Médecin à Miami, le docteur Léonard Petrie est un
matin réveillé par un père de famille inquiet qui
prétend que son fils est très malade. Croyant tout d'abord
à une grippe, il se rend tout de même au chevet de ce patient
et découvre à sa grande stupeur que l'enfant est atteint
d'une maladie foudroyante. Intervenu trop tardivement, le garçon
décède quelques heures après son admission à
l'hôpital. La stupeur du docteur Petrie est d'autant plus grande
qu'il ne parvient pas à identifier la nature de cette maladie et
que, dans le même temps, d'autres cas similaires se déclarent,
engendrant une mortalité inhabituelle. Les autorités ne tardent
pas à comprendre le danger qui menace Miami : une épidémie
bactériologique d'origine inconnue et mortelle à 100 %. Qui
peut arrêter la progression de cette peste d'un nouveau genre ? Grave
dilemne pour le docteur Petrie : doit-il combattre le mal ou essayer de
sauver sa famille ? Peut-être est-il trop tard car ce sont les Etats-Unis
qui semblent menacés par cet Armageddon bactériologique.

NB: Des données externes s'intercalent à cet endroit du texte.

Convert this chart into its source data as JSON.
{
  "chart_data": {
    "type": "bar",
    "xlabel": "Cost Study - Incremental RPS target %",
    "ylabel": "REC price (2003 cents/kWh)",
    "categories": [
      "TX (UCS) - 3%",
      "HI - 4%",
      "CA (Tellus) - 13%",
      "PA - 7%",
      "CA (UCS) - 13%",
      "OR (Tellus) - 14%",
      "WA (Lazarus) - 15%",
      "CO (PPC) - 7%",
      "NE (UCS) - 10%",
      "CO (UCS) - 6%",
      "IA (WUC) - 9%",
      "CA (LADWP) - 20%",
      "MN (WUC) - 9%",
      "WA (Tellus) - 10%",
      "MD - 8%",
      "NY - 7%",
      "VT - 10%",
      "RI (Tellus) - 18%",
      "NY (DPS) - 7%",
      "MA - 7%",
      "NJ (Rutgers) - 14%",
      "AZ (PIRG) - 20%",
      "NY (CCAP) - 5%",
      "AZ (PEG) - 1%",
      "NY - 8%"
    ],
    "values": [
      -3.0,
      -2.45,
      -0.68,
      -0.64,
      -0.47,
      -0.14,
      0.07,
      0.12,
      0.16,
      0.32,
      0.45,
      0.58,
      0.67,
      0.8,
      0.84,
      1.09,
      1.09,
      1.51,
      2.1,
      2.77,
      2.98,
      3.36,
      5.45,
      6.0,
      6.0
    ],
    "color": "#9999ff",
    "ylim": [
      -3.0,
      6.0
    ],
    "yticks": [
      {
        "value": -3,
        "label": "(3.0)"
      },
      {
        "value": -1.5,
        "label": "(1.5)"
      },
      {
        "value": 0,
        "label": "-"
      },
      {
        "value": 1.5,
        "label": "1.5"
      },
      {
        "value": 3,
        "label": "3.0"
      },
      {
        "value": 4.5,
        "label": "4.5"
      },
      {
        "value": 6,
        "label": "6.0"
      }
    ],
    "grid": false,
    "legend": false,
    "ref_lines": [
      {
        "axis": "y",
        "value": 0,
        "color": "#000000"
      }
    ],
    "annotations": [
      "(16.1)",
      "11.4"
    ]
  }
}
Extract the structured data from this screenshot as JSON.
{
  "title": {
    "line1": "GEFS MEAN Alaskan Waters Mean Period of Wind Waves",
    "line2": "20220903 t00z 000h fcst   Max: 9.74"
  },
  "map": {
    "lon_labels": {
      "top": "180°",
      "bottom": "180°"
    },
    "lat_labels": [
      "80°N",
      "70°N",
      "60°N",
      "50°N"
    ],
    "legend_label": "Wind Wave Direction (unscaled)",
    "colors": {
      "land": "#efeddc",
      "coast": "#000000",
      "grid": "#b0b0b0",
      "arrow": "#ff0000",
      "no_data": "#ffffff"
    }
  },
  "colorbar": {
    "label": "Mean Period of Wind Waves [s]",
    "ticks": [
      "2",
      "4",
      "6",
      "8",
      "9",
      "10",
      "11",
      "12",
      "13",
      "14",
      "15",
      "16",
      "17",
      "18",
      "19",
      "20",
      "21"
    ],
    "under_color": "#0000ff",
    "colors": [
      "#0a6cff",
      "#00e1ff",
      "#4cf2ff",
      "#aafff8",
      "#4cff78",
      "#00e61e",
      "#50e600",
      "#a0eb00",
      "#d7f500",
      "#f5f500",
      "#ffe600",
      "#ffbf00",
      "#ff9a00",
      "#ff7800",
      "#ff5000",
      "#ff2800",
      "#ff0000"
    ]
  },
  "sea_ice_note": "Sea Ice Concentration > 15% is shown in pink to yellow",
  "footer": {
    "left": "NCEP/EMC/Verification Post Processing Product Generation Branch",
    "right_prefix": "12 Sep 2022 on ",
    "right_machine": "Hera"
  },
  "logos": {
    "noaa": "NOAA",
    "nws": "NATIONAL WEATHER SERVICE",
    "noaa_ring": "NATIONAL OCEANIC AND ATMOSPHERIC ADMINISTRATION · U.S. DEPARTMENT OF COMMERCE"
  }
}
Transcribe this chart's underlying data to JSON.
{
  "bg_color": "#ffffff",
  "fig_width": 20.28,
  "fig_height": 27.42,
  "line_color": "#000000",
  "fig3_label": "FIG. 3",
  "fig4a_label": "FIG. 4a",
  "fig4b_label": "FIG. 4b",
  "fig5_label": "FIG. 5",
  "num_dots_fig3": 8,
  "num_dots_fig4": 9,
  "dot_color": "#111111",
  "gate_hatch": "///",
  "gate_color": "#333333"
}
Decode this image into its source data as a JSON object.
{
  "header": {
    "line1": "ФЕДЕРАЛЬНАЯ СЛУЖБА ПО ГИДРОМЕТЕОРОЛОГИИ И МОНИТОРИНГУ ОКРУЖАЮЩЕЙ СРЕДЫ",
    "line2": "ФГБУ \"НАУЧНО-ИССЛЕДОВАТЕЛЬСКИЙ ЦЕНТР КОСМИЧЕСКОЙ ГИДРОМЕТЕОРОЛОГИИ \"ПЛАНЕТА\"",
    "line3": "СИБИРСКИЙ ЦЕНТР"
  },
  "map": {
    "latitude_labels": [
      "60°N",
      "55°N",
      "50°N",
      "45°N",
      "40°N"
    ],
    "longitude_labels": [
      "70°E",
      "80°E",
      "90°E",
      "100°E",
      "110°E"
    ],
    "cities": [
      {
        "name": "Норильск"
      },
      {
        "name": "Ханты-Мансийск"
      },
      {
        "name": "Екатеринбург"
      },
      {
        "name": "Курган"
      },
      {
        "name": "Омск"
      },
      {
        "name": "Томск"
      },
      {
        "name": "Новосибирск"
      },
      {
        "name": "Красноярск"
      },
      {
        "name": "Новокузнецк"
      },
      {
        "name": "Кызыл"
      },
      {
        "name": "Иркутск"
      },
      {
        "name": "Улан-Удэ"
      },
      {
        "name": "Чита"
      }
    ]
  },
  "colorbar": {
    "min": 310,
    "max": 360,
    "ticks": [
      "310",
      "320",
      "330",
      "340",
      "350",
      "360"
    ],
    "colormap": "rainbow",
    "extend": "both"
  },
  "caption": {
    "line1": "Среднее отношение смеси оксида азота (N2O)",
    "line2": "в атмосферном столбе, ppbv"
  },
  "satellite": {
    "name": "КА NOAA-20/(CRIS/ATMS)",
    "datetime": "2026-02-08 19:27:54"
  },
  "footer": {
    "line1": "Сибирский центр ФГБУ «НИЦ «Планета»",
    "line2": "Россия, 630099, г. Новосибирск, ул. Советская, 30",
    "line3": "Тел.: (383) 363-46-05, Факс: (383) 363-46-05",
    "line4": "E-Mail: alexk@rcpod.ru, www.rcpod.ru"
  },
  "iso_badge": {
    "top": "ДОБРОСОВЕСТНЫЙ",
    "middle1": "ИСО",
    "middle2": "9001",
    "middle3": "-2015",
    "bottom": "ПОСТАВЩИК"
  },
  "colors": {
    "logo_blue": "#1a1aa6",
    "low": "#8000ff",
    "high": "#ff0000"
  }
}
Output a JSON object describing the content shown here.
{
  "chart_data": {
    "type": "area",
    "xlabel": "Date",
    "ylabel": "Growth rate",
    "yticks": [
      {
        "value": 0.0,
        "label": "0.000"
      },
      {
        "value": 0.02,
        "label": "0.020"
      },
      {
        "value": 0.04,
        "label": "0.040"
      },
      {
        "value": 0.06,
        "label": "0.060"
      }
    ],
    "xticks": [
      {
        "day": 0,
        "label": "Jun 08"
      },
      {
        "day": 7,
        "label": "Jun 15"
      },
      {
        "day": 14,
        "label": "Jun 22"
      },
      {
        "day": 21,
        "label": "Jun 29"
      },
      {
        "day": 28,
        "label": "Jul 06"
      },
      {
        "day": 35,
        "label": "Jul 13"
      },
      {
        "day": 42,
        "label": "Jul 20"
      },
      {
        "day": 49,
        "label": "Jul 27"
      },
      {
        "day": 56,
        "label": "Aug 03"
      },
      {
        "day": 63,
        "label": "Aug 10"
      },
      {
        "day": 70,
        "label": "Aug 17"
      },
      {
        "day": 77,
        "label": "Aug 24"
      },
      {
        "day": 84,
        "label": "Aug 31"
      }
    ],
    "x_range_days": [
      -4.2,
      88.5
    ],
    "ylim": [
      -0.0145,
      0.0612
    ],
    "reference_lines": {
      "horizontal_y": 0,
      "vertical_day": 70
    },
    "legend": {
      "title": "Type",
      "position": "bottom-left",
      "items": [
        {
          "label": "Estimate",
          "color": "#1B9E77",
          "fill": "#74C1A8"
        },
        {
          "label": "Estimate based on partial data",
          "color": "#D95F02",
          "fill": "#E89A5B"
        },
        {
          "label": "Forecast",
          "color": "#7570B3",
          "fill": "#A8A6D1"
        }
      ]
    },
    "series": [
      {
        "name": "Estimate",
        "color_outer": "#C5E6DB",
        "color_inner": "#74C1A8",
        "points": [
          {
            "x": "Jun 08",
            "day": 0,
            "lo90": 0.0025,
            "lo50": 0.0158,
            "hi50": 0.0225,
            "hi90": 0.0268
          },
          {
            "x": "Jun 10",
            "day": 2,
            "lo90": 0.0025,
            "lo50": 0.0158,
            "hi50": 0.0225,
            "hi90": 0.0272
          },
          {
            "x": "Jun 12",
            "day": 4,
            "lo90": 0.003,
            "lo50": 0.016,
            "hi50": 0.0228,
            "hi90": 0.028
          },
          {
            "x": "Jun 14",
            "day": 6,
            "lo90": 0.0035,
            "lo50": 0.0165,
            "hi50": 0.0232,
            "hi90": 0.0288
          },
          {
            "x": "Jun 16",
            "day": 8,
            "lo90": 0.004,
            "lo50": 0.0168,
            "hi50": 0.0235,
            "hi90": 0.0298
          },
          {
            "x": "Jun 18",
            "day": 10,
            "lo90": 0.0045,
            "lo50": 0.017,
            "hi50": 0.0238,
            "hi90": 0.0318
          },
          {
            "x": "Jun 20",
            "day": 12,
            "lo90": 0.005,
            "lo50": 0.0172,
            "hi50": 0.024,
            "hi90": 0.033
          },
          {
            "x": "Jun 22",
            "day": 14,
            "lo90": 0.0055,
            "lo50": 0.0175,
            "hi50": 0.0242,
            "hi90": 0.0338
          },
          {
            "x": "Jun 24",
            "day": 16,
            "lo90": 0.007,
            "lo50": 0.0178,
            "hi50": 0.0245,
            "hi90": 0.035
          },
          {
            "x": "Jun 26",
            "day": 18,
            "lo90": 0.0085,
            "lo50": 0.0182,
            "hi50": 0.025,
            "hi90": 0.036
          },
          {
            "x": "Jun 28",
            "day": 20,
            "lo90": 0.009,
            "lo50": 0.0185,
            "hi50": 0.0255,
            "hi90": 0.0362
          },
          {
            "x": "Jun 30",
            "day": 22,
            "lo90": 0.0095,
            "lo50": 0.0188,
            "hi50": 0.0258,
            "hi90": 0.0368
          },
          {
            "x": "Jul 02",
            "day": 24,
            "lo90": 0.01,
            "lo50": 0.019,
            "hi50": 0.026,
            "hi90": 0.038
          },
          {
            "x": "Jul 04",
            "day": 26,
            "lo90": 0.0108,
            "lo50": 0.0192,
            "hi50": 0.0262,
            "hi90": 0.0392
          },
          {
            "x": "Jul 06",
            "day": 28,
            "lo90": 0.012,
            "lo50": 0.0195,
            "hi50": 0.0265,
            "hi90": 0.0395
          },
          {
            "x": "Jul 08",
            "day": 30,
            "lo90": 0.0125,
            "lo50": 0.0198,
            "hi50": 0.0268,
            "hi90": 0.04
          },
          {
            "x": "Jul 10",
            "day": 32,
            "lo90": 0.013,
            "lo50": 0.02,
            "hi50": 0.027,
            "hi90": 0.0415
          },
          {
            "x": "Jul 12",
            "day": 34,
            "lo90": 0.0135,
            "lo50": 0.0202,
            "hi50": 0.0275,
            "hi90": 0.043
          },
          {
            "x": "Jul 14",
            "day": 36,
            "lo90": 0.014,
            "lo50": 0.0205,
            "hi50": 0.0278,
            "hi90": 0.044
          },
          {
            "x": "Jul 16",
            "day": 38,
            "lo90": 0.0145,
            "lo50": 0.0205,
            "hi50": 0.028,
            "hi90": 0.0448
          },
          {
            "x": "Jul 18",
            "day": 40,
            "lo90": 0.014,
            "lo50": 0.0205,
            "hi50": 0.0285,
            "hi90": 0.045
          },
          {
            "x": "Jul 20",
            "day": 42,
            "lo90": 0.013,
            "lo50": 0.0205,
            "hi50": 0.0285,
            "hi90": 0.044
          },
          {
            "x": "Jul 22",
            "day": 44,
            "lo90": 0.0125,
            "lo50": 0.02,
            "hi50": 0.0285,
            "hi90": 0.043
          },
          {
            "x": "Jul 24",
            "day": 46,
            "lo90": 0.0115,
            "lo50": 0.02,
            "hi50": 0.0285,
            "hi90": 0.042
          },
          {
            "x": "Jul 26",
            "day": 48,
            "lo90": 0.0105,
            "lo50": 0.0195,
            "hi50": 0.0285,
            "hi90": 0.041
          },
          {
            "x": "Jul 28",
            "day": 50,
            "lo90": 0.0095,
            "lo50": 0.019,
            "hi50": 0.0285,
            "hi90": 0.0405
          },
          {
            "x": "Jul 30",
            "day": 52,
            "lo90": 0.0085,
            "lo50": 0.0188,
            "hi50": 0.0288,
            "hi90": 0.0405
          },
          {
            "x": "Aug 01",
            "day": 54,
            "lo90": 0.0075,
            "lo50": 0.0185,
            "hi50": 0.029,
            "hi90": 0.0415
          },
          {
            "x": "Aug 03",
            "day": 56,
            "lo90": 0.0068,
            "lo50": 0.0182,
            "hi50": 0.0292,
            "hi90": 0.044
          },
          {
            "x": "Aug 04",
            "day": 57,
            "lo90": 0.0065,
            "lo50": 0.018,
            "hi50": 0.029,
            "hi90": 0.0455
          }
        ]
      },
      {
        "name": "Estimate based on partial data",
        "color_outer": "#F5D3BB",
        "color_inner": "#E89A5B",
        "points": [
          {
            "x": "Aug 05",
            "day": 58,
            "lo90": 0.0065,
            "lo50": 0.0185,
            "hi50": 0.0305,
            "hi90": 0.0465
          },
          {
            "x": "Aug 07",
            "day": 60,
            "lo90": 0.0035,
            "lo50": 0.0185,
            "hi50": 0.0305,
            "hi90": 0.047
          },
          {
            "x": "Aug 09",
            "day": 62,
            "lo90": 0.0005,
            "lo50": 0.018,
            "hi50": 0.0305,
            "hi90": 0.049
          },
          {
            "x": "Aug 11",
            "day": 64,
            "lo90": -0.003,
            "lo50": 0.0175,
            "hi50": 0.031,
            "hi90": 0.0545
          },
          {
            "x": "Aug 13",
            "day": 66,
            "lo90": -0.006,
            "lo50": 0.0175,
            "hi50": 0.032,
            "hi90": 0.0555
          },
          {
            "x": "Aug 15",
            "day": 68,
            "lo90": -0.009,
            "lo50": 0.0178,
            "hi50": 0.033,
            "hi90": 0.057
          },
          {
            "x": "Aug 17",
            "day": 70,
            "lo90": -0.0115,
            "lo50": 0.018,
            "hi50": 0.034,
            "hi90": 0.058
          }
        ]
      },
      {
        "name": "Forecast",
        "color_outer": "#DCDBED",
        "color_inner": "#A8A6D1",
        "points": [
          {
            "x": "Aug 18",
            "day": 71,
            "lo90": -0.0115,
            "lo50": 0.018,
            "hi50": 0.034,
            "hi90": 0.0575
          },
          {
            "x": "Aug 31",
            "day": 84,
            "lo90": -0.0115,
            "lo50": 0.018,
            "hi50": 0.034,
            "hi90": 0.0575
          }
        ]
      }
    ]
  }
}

Ecrit en 1977, La Mort noire
attendait sa traduction française depuis plus de 20 ans et c'est
chose faite grâce à l'éditeur belge Lefrancq et son
génialissime directeur de collection Marc Bailly. Les fans de Masterton
ne seront pas déçus car ils y retrouveront ce qui a fait
le succès de l'auteur anglais : une histoire simple mais qui fait
mouche, une multitude de personnages intéressants, un style percutant
et qui ne s'embarrasse pas de frou-frou, des effets chocs et des images
fortes. Bref du Masterton comme on en redemande régulièrement
(et que l'on reçoit généralement à part quelques
exceptions). Néanmoins, La Mort noire présente quelques
petites différences par rapport aux autres oeuvres de l'écrivain.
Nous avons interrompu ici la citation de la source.